I shrugged, inside my suit, then realized that she couldn't see the movement. "This is the only bridge to space that we've got. We'll be out of the bridge business, and back in the ferry-boat business. They'll have to start sending stuff up by rockets again. Shipments won't be a thousandth of what they are now, until another Stalk can be built. That will take thirty years, starting without this one to help us—even if the Colonies survive all right, and work on nothing else. We don't have to worry about that, though. We won't be there to hassle with it."
She nodded. "We were in such a hurry to get away it never occurred to me that we'd be sitting here for a couple of days with nothing to do but worry.

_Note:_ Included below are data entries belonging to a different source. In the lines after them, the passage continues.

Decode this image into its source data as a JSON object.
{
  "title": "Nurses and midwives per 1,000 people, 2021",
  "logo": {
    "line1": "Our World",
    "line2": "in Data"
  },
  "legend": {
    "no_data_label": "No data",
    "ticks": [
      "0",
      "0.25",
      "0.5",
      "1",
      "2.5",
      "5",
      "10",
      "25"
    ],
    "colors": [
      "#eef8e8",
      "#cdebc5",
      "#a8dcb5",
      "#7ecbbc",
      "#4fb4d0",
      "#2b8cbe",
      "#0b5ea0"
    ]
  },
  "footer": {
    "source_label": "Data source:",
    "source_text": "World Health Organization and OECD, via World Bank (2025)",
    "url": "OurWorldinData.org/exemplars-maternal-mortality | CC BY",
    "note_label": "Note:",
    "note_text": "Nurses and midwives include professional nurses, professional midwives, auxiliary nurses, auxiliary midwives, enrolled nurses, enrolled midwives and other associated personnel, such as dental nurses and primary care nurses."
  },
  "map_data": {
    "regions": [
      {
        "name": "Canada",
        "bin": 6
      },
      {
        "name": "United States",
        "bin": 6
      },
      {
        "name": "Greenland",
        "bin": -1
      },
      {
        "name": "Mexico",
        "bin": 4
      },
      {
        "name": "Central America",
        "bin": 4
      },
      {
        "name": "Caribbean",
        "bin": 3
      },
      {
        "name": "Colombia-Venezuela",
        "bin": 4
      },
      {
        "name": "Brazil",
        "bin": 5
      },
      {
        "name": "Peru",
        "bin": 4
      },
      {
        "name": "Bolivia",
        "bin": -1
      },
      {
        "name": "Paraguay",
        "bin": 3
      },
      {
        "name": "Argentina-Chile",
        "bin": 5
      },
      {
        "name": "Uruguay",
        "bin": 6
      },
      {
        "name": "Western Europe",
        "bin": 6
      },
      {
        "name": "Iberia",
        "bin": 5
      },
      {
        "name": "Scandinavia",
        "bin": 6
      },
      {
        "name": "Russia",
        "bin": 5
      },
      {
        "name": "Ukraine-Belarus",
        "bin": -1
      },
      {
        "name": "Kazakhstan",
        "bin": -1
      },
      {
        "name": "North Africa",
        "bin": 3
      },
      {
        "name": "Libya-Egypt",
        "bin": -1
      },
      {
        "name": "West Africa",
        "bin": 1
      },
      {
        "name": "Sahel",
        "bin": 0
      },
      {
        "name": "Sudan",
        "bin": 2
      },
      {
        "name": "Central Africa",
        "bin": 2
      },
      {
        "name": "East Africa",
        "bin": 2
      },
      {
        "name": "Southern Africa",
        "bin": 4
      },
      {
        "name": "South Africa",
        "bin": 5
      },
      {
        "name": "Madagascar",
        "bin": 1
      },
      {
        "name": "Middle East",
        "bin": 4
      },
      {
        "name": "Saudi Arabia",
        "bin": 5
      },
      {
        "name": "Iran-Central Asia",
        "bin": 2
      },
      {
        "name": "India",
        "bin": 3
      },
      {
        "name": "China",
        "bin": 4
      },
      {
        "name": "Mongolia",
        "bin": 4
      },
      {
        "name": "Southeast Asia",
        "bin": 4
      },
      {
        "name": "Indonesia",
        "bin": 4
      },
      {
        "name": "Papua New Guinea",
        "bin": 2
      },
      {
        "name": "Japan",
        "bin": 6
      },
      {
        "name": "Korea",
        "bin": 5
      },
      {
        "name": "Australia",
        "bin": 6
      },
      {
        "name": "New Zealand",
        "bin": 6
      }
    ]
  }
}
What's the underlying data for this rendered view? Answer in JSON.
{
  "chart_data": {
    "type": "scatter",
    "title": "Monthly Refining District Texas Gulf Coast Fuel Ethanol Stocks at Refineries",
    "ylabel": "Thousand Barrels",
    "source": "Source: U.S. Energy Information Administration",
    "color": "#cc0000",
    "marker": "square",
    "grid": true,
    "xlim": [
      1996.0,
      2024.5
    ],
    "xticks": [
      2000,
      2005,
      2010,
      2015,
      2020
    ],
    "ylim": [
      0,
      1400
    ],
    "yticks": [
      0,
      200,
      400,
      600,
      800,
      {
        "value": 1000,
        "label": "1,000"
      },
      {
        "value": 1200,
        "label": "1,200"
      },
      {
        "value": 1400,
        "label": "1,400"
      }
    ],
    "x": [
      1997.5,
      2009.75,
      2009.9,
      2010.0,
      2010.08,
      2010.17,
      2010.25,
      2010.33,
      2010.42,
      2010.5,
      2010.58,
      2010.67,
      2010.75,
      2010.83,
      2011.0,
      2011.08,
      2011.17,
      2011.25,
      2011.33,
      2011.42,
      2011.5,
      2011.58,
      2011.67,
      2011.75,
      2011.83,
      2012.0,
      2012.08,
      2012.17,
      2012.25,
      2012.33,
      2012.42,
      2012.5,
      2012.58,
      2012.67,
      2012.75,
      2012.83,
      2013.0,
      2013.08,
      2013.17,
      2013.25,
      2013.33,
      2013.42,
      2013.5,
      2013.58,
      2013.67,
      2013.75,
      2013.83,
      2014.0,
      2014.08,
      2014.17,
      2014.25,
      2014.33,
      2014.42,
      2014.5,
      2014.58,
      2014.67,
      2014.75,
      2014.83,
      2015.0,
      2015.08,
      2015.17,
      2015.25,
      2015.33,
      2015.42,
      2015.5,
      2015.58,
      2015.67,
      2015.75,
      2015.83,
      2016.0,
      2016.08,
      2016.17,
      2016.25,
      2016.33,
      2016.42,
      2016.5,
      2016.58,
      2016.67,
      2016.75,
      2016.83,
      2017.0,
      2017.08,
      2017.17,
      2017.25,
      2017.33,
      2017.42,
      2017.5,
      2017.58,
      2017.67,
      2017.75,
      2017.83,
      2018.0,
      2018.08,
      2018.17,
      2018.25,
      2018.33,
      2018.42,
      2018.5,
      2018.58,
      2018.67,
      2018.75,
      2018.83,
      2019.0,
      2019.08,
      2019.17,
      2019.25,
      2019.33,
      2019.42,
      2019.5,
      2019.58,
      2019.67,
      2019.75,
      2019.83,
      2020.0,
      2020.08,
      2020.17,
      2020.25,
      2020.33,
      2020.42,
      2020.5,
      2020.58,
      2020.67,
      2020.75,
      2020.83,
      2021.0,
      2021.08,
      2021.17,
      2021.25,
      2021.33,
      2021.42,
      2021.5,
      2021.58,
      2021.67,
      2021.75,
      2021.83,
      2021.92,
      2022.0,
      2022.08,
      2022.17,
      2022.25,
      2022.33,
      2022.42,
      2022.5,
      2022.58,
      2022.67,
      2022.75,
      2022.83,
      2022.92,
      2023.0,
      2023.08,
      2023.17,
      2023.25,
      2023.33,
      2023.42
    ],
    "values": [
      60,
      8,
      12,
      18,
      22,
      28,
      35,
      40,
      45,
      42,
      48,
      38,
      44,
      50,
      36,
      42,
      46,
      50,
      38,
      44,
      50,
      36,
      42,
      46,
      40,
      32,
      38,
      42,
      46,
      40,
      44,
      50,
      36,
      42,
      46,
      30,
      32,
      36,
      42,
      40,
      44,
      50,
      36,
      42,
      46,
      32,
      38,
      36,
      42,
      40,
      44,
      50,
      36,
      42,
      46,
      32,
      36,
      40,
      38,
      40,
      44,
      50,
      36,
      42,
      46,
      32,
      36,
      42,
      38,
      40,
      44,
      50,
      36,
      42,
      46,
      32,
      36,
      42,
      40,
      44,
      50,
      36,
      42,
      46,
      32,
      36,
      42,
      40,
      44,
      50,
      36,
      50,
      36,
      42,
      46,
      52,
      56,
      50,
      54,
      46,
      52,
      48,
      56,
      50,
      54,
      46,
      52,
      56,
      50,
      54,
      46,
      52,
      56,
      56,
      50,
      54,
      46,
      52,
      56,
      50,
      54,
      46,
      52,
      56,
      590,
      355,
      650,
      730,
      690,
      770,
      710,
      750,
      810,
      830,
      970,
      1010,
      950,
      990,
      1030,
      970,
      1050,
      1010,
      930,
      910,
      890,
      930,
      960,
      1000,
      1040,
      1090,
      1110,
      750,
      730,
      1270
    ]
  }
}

Any ideas?"
"Yes. While you were making the reel and grapnel, I thought about that. The only thing that's worth our attention right now is a better understanding of the geometry of the Stalk. We need to know exactly where to position ourselves, where we'll set the grapnels, and what our dynamics will be as we move. I've asked Ricardo to send us schematics and lay-outs over the suit videos. He's picking out ones that show the drive train, the placing of the superconductors, and the unmanned repair stations. I've also asked him to deactivate all the repair robots. It's better for us to risk a failure on the maintenance side than have one of the monitoring robots wandering along the Stalk and mixing in with what we're trying to do."